Bad Girls Go Everywhere

Feminism, you'd think, needs Helen Gurley Brown like a fish needs a bicycle. In 1970, feminists staged a sit-in at Cosmopolitan magazine -- its cover famed for "man-pleasing!" taglines and necklines -- demanding that editor-in-chief Brown use her glossy platform to advocate for women's liberation. Brown's response? To defend her magazine as "already feminist," writes women's studies prof Jennifer Scanlon in Bad Girls Go Everywhere: The Life of Helen Gurley Brown. Indeed, Scanlon posits Brown -- convincingly -- as a provocative pioneer of feminism's second wave: Brown's version, "more likely practiced by single women than by housewives, and by working-class secretaries than middle-class college students, has largely been left out of established histories of postwar feminism's emergence and ascendance." Brown, for starters, did use her platform to support the ERA, abortion rights, and contraception (and tried, unsuccessfully, to make her writing lesbian-friendly).

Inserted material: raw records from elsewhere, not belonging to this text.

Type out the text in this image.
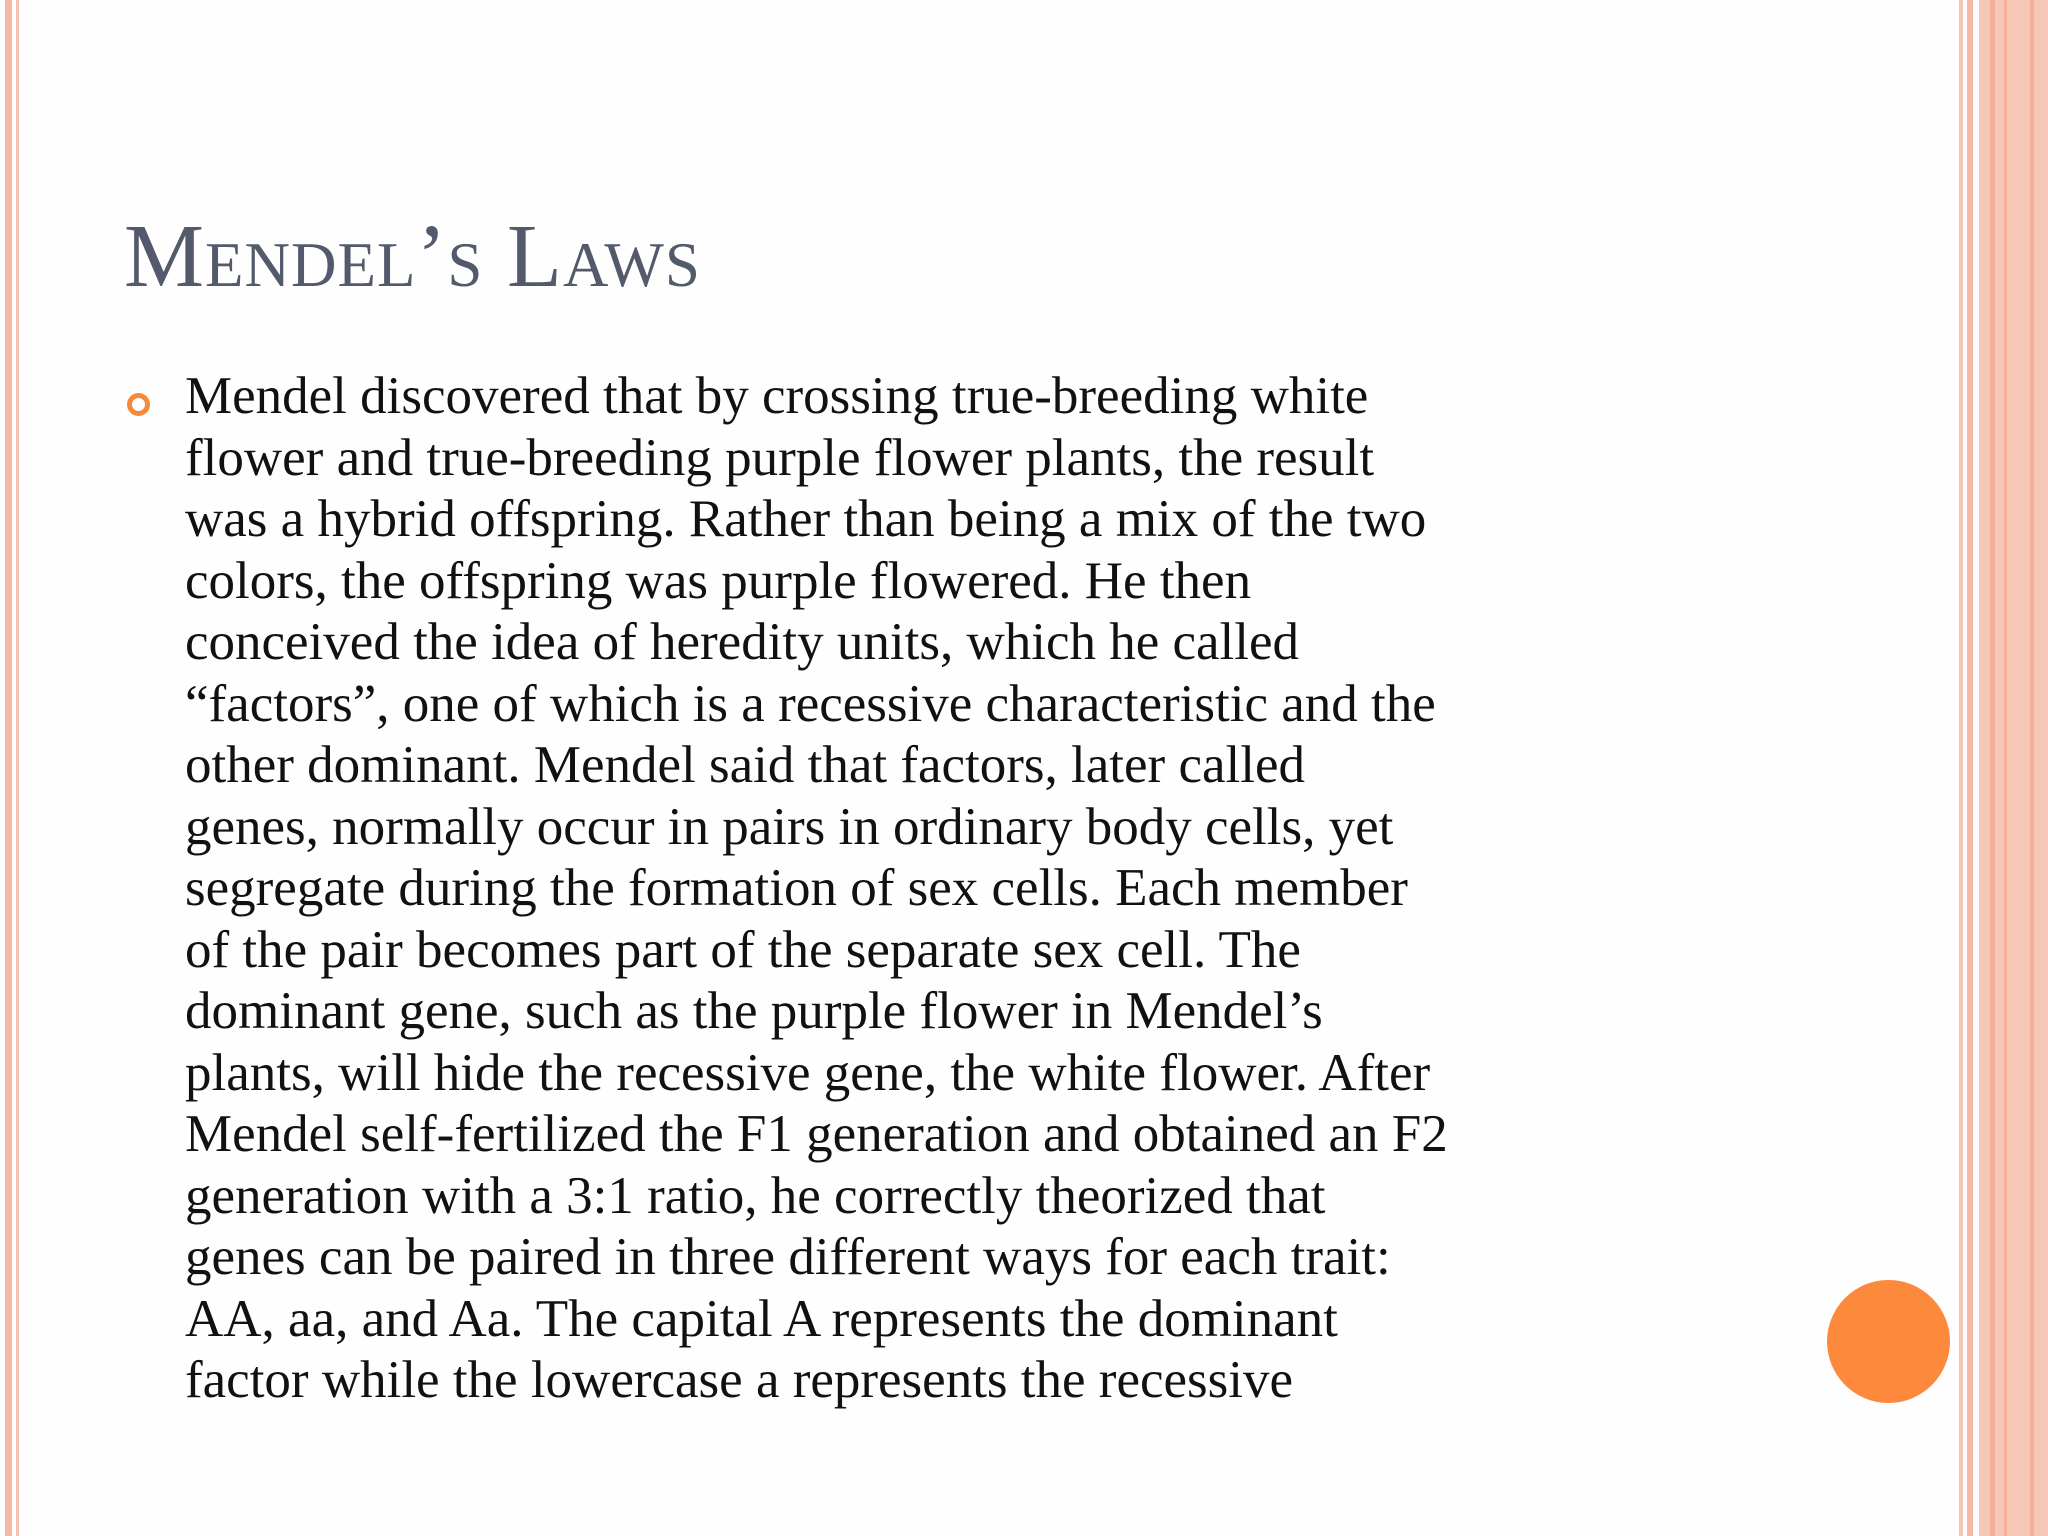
Mendel’s Laws

Mendel discovered that by crossing true-breeding white
flower and true-breeding purple flower plants, the result
was a hybrid offspring. Rather than being a mix of the two
colors, the offspring was purple flowered. He then
conceived the idea of heredity units, which he called
“factors”, one of which is a recessive characteristic and the
other dominant. Mendel said that factors, later called
genes, normally occur in pairs in ordinary body cells, yet
segregate during the formation of sex cells. Each member
of the pair becomes part of the separate sex cell. The
dominant gene, such as the purple flower in Mendel’s
plants, will hide the recessive gene, the white flower. After
Mendel self-fertilized the F1 generation and obtained an F2
generation with a 3:1 ratio, he correctly theorized that
genes can be paired in three different ways for each trait:
AA, aa, and Aa. The capital A represents the dominant
factor while the lowercase a represents the recessive
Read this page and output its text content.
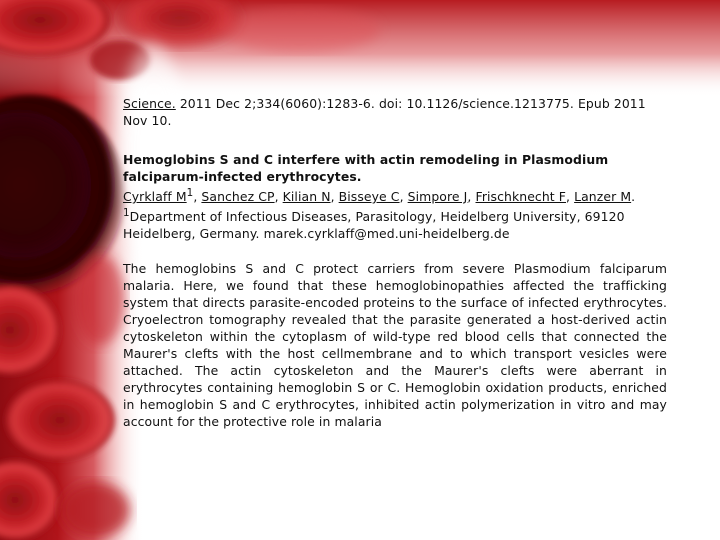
Science. 2011 Dec 2;334(6060):1283-6. doi: 10.1126/science.1213775. Epub 2011 Nov 10.

Hemoglobins S and C interfere with actin remodeling in Plasmodium falciparum-infected erythrocytes.

Cyrklaff $M^1$, Sanchez CP, Kilian N, Bisseye C, Simpore J, Frischknecht F, Lanzer M.

$^1$Department of Infectious Diseases, Parasitology, Heidelberg University, 69120 Heidelberg, Germany. marek.cyrklaff@med.uni-heidelberg.de

The hemoglobins S and C protect carriers from severe Plasmodium falciparum malaria. Here, we found that these hemoglobinopathies affected the trafficking system that directs parasite-encoded proteins to the surface of infected erythrocytes. Cryoelectron tomography revealed that the parasite generated a host-derived actin cytoskeleton within the cytoplasm of wild-type red blood cells that connected the Maurer's clefts with the host cellmembrane and to which transport vesicles were attached. The actin cytoskeleton and the Maurer's clefts were aberrant in erythrocytes containing hemoglobin S or C. Hemoglobin oxidation products, enriched in hemoglobin S and C erythrocytes, inhibited actin polymerization in vitro and may account for the protective role in malaria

Her feminism -- its bible: Brown's blockbuster Sex and the Single Girl -- was not a vision of matriarchal utopia but a clear-eyed, if eyelash-batting, look at 1960s reality and its hostility to "career" and single women. Brown was "messianic" about work -- not men -- as the source of women's fulfillment, if not survival. Rather than overturn the sexist system, Brown said, work it. Cleavage at the office? Let's face it: that's how you keep your job. Unlike Cosmo, Bad Girls is not a breezy read, but it's a well-researched corrective that puts "lipstick feminism" in its proper, valuable -- and colorful -- place in modern women's history.